Am 09.05.2020 um 13:59 schrieb Costello, Roger L. costello@xxxxxxxxx:
> Hi Folks,
>
> I need a super-efficient way to compute the sum of A[i] * B[i] for i=1 to
n.
> For example, suppose A is this:
>
> <row>
>      <col>0.9</col>
>      <col>0.3</col>
> </row>
>
> and B is this:
>
> <row>
>      <col>0.2</col>
>      <col>0.8</col>
> </row>
>
> I want to compute:
>
> (0.9 * 0.2) + (0.3 * 0.8)
>
> Here's one way to do it:
>
> sum(for $i in 1 to count($A/col) return number($A/col[$i]) *
number($B/col[$i]))
> I suspect that is not the most efficient approach.
>
> What is the most efficient approach?
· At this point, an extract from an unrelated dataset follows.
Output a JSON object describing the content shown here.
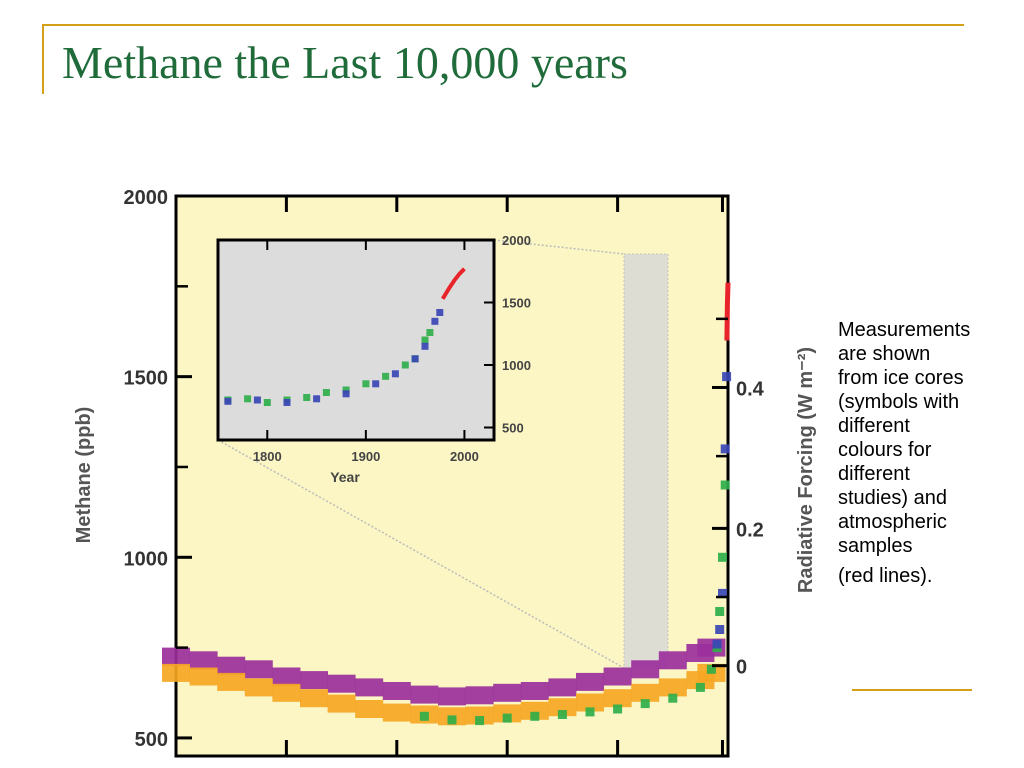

I will be doing hundreds of thousands
of these computations, so I want to use the most efficient approach.

You can express it a bit more nicely in XPath 3 with higher-order
functions as

  sum(for-each-pair($A/col, $B/col, function($a, $b) { $a * $b}))

but whether that performs better or worse is something you can only measure.